Opinion / Thought Leadership

March 29, 2026

A Practical Approach to Scannerless Workflows

How Neuralstack Delivers Real-Time, Low-Cost Inventory Tracking Automation

Introduction

Manual barcode scanning and spreadsheet-driven inventory processes remain pervasive in distribution centers, manufacturing lines, and retail fulfillment; and they’re an increasingly expensive liability. The Neuralstack platform reframes inventory processing by turning ordinary camera-equipped devices into intelligent data capture endpoints, replacing manual scanning, reducing labor, and delivering traceable, machine-readable inventory records directly into WMS/ERP systems. This article summarizes the practical technology, economics, and pilot path that operations leaders and automation leaders can use to evaluate Neuralstack.

The problem: fractured labels, high labor, low traceability

Barcodes and labels are inconsistent across suppliers, contain mixed or extraneous data, and often arrive incomplete or incompatible with recipient systems. Current workflows rely heavily on manual scanning, visual inspection, visual confirmation, and manual data entry, producing persistent error rates, training burdens, and traceability gaps. These issues drive higher labor costs, increased turnover, and supply chain disruptions when lines or order fulfillment stalls.
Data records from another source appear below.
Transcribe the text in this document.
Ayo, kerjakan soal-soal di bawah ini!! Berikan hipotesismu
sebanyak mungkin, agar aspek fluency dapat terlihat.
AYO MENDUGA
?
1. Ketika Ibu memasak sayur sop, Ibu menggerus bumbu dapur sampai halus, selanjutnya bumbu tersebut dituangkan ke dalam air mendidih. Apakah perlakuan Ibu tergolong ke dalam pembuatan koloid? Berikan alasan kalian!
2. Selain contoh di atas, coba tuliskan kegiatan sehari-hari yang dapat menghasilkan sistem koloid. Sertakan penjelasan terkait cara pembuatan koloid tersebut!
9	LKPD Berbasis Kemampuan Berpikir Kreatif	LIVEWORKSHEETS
Neuralstack’s approach: vision + ML, hardware agnostic

Neuralstack uses OCR, computer vision and machine learning to extract structured product, pallet and condition data from images captured by phones, wearables, cameras or fixed sensors. The platform associates pallet e-tag telemetry (ID, location, temperature, shock) with visual attributes (PNs/SKUs, counts, dimensions, condition) and encodes the consolidated record for WMS ingestion. The software is hardware agnostic – deploying on smartphones, wearables, cameras or existing fixed scanners, which minimizes upfront capex.

How it fits existing operations: “Old way” vs “New way”

Old way: operators visually filter label clutter, scan a chosen barcode, then manually upload or reconcile the data. Manual steps create bottlenecks and errors. New way: capture an image, transform it through ML/OCR, and load structured data via API into backend systems. This reduces operator touches, eliminates many reconciliation steps, and provides near-real-time system updates. Compared to alternatives: manual entry, handheld scanners, fixed OCR tunnels, and RFID; a software-first OCR+ML approach often offers lower initial investment, lower operating costs, high throughput and superior data-capture accuracy.

Quantified operational impact – typical results from pilots

Existing customers and recent pilots show measurable labor reductions, commonly 25% or better, and deliver strategic operational value through improved visibility that prevents costly downtime and fulfillment errors.

Where Neuralstack adds most value (target markets & use cases)

  • Distribution centers: receiving, order picking, cycle counting, inventory audits, and outbound QA.
  • Manufacturing: inbound inventory, parts picking, kitting, lineside delivery, and outbound orders.
  • Food & beverage / retail: real-time inventory tracking, build orders, label printing, receive and pack.

The platform handles single-SKU, mixed-SKU, and situations where label features (not just barcodes) require recognition.

Economics and pricing model

Neuralstack is positioned as a low-capex alternative to fixed scanning infrastructure and traditional software, featuring:

  • Minimal upfront costs: small one-time setup/configuration fee.
  • Ongoing: pay-per-scan application pricing with volume tiers where unit price decreases as utilization grows.
  • Aligned incentives: pay for what you use; minimum scan volumes set below normal operations help account for business seasonality

Compared to fixed-scan tunnels or RFID which require significant hardware investment, the software-centric model can deliver faster ROI and a lower total cost of ownership for many sites.

Implementation pathway: pilot to production

Recommended next steps for a pragmatic evaluation:

  1. Application evaluation: gather representative pallet and label images, pick logs and operating samples for the specific use case (receiving, outbound audit, or lineside delivery).
  2. Business-case assessment: baseline labor/time metrics, error rates, downtime impact and integration complexity.
  3. Pilot: typical cadence includes kickoff, data capture, annotation and ML training cycles, model update and integration, followed by testing and acceptance. A focused pilot is commonly executed over roughly 10–12 weeks to demonstrate core capabilities, transition to a simplified end-to-end flow, validate in mock and real environments, and measure against agreed success criteria.
Conclusion

Neuralstack offers a lean, ‘software validation first’ approach to automating inventory data collection and improving traceability across DCs, manufacturing floors and retail environments. For operations and engineering leaders, the most compelling benefits are rapid labor savings, improved data accuracy and real-time visibility, coupled with a pay-for-use commercial model that minimizes capex and accelerates ROI.